Department of Medicine, Division of Pulmonary, Allergy, Critical Care, and Sleep.
School of Public Health, Division of Biostatistics, University of Minnesota.
J Thorac Imaging. 2020 Mar;35(2):108-114. doi: 10.1097/RTI.0000000000000465.
Pulmonary nodules, found either incidentally or on lung cancer screening, are common. Evaluating the benign or malignant nature of these nodules is costly in terms of patient risk and expense. The presence of both global and regional emphysema has been linked to increased lung cancer risk. We sought to determine whether the measurement of emphysema directly adjacent to a lung nodule could inform the likelihood of a nodule being malignant.
Within a population of Veterans at high risk for lung cancer, 58 subjects with malignant nodules found on computerized tomographic chest scans were matched by lobe and nodule size to 58 controls. Lung densitometry was measured via determination of the low attenuation area percentage at -950 Hounsfield units (LAA950) and the Hounsfield unit (HU) value at which 15% of lung voxels have a lower lung density (Perc15), at predefined lung volumes that encompassed the nodule to evaluate both perinodular and regional lung fields. The association between measured lung density and malignancy was investigated using conditional logistic regression models, with densitometry measurements used as the primary predictor, adjusting for age alone, or age and computerized tomographic scan characteristics.
No significant differences in emphysema measurements between malignant and benign nodules were identified at lung volumes encompassing both perinodular and regional emphysema. Furthermore, emphysema quantification remained stable across lung volumes within individuals.

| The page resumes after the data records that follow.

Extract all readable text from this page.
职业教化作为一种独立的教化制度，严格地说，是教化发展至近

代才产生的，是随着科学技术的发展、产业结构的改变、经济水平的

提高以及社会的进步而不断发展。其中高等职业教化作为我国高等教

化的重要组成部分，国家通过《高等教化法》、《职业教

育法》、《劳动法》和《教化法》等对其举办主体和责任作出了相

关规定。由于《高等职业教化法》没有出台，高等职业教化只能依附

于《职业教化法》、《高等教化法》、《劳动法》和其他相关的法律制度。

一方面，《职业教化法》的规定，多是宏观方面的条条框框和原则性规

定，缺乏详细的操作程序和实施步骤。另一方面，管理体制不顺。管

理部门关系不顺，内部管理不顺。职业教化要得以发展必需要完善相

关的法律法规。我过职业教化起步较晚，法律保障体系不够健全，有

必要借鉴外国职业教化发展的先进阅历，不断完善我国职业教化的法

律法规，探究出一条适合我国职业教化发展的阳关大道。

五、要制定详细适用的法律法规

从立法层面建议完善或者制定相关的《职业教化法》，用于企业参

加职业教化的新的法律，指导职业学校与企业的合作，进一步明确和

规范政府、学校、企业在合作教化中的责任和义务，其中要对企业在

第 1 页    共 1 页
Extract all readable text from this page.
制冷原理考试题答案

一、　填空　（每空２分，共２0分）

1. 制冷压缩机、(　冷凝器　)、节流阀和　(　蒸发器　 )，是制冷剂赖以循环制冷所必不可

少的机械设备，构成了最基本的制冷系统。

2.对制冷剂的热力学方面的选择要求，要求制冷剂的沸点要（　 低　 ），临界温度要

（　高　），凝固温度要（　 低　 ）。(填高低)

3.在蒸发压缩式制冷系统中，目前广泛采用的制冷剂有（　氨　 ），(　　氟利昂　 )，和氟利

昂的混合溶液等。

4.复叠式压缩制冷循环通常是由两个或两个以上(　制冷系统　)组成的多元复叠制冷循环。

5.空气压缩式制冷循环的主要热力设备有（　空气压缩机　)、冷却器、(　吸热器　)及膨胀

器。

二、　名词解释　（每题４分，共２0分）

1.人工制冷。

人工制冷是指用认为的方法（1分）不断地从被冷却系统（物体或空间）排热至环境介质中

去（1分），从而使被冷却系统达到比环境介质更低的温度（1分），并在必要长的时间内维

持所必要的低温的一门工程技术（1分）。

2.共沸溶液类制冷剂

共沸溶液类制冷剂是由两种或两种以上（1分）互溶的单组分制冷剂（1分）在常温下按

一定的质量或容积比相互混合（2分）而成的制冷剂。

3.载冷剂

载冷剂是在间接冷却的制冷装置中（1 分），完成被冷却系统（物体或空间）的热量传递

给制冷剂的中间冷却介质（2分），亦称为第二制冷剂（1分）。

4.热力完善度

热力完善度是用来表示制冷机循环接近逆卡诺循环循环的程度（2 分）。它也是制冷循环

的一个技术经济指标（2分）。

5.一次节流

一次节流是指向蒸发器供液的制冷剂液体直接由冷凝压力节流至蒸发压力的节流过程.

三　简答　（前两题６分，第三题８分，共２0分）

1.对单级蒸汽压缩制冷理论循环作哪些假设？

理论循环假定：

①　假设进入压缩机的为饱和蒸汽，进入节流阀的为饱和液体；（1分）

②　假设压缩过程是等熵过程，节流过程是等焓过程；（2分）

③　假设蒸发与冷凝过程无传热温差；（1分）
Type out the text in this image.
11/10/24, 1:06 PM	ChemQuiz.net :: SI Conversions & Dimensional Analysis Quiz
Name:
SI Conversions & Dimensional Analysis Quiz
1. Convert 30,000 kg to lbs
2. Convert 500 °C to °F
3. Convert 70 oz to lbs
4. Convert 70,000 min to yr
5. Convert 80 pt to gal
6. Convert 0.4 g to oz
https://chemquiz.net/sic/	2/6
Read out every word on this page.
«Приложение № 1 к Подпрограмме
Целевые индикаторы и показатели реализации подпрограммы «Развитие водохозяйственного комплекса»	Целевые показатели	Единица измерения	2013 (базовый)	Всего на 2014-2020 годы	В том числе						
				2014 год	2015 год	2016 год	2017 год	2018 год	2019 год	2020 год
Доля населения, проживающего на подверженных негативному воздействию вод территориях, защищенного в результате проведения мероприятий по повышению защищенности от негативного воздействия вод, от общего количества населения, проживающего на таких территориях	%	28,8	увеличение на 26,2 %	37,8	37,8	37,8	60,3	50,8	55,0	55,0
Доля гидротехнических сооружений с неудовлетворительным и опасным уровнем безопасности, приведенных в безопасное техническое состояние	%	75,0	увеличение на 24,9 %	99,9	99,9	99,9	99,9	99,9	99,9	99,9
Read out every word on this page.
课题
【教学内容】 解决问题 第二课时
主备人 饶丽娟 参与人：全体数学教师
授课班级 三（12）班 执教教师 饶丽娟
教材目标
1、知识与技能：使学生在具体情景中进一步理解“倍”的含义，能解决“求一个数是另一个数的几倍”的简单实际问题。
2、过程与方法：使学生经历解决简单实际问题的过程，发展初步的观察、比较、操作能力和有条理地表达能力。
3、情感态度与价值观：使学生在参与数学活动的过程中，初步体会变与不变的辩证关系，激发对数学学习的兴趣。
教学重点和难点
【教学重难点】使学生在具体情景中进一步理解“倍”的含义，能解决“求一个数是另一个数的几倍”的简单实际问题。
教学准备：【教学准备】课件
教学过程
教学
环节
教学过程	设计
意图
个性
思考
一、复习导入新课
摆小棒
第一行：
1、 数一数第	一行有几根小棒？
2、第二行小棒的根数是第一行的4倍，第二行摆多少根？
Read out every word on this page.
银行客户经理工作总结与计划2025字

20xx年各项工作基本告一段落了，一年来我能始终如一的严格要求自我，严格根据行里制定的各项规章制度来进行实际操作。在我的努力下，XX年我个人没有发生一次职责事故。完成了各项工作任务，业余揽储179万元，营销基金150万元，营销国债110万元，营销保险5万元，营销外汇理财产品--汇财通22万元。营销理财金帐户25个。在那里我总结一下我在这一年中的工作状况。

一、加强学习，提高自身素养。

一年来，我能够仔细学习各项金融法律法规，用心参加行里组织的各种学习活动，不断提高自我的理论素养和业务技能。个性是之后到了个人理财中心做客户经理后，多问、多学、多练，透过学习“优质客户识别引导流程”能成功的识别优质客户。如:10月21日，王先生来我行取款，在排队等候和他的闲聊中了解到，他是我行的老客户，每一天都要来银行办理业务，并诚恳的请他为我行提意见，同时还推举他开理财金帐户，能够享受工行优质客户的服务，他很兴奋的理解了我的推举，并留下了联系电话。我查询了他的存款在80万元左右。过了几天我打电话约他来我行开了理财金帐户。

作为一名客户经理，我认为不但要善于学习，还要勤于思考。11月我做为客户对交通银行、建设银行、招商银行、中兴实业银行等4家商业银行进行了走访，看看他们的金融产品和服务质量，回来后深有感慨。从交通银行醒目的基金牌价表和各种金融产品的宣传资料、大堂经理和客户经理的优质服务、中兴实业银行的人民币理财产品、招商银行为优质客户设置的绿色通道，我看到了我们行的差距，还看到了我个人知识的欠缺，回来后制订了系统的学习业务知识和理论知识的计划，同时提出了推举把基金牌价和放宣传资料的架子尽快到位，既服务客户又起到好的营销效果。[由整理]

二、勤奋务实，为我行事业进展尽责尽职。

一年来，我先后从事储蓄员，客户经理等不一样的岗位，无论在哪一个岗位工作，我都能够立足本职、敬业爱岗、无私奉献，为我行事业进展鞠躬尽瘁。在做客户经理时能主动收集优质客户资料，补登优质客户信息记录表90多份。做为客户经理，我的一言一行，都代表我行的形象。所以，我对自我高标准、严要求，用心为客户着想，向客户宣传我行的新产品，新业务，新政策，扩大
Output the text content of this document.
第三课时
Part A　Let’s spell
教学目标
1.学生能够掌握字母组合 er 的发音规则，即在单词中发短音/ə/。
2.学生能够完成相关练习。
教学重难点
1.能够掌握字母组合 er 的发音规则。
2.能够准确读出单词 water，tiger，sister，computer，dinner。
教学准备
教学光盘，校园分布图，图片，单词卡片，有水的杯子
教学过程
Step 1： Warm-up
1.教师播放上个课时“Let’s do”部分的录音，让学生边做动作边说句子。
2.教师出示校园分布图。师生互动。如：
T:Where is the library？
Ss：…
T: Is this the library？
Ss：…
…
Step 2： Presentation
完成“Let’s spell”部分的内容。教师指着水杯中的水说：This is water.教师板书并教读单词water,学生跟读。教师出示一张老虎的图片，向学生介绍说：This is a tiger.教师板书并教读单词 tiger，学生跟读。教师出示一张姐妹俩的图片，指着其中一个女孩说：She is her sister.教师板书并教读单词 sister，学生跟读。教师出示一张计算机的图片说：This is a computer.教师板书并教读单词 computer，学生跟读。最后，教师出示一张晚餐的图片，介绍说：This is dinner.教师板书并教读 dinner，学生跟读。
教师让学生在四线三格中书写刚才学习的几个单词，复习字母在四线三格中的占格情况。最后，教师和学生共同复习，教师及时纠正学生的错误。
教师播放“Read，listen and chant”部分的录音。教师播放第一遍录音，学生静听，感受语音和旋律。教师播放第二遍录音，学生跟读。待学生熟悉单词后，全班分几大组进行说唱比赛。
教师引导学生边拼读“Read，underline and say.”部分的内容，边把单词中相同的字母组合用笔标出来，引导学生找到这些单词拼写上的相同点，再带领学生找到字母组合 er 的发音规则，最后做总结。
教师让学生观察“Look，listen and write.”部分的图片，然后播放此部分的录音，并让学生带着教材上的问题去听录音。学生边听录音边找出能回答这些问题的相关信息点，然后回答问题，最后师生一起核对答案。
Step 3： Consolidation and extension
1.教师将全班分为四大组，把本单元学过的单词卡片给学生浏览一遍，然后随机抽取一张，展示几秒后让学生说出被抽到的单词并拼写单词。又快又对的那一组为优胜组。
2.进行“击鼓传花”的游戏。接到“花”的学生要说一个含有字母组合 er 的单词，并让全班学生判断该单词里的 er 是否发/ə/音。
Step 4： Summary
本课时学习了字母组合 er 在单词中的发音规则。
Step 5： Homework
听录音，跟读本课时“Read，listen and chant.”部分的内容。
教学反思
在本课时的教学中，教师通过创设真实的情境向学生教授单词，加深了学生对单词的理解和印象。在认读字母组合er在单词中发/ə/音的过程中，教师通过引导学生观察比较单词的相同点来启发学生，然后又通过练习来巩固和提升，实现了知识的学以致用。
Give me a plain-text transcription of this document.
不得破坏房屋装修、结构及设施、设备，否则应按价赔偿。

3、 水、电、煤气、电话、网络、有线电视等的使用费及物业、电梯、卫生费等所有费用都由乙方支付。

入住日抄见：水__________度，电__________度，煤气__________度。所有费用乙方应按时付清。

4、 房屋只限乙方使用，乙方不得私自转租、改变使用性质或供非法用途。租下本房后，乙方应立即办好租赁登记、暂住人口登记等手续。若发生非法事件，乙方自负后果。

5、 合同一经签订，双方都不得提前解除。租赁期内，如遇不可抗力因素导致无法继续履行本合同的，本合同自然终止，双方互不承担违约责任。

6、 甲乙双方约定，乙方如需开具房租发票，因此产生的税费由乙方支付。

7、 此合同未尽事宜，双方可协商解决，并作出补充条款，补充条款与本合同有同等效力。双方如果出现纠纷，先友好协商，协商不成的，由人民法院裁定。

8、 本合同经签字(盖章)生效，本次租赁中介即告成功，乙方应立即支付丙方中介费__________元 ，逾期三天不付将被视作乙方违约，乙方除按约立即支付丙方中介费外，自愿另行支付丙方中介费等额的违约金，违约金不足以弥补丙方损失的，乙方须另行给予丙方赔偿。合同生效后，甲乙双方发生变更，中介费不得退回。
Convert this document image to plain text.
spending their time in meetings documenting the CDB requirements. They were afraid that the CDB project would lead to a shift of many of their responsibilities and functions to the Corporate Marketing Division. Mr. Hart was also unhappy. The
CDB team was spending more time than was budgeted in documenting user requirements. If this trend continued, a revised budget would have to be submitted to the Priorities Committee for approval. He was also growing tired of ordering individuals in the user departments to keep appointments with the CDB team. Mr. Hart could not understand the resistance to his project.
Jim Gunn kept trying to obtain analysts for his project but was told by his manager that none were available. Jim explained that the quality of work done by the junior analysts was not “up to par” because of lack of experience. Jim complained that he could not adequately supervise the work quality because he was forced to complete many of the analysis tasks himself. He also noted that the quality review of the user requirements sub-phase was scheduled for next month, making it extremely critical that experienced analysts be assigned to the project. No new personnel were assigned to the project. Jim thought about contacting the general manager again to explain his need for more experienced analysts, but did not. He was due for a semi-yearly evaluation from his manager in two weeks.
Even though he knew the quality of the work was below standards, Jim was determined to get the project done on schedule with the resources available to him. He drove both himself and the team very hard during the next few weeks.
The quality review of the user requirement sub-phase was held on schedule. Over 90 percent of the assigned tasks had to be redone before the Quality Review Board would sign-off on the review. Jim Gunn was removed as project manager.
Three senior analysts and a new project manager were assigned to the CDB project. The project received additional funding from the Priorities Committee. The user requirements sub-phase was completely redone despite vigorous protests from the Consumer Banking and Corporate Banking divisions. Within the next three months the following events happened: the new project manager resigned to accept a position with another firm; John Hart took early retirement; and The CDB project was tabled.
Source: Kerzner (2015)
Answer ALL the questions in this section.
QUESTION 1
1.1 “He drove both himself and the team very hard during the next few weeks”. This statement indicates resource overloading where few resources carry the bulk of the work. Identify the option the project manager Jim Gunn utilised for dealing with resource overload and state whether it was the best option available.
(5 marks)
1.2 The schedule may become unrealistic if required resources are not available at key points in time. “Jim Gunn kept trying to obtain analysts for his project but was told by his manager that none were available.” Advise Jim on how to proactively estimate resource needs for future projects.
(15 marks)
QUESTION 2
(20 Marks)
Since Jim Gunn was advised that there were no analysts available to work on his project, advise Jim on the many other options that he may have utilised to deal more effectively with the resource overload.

In this study, quantifying the degree of perinodular or regional emphysema did not offer any benefit in the risk stratification of lung nodules.
偶然发现或在肺癌筛查中发现的肺结节很常见。评估这些结节的良性或恶性性质,无论是从患者风险还是费用方面来说,代价都很高。全球和区域性肺气肿的存在与肺癌风险的增加有关。我们试图确定紧邻肺结节的肺气肿程度是否可以提示结节恶性的可能性。
在一个肺癌高危的退伍军人人群中,对计算机断层扫描胸部扫描发现的 58 例恶性结节患者进行了研究,这些患者按叶和结节大小与 58 例对照患者相匹配。通过确定 -950 豪斯菲尔德单位(LAA950)的低衰减区域百分比和肺密度降低 15%的肺体素的豪斯菲尔德单位(HU)值(Perc15)来测量肺密度,在预设的肺体积内测量,这些体积包含结节,以评估结节周围和区域肺区域。使用条件逻辑回归模型研究了测量的肺密度与恶性肿瘤之间的相关性,使用密度测量值作为主要预测因子,仅调整年龄,或年龄和计算机断层扫描特征。
在包含结节周围和区域肺气肿的肺体积中,恶性和良性结节之间的肺气肿测量值没有显著差异。此外,个体内的肺气肿定量在肺体积内保持稳定。
在这项研究中,量化结节周围或区域肺气肿的程度并不能为肺结节的风险分层提供任何益处。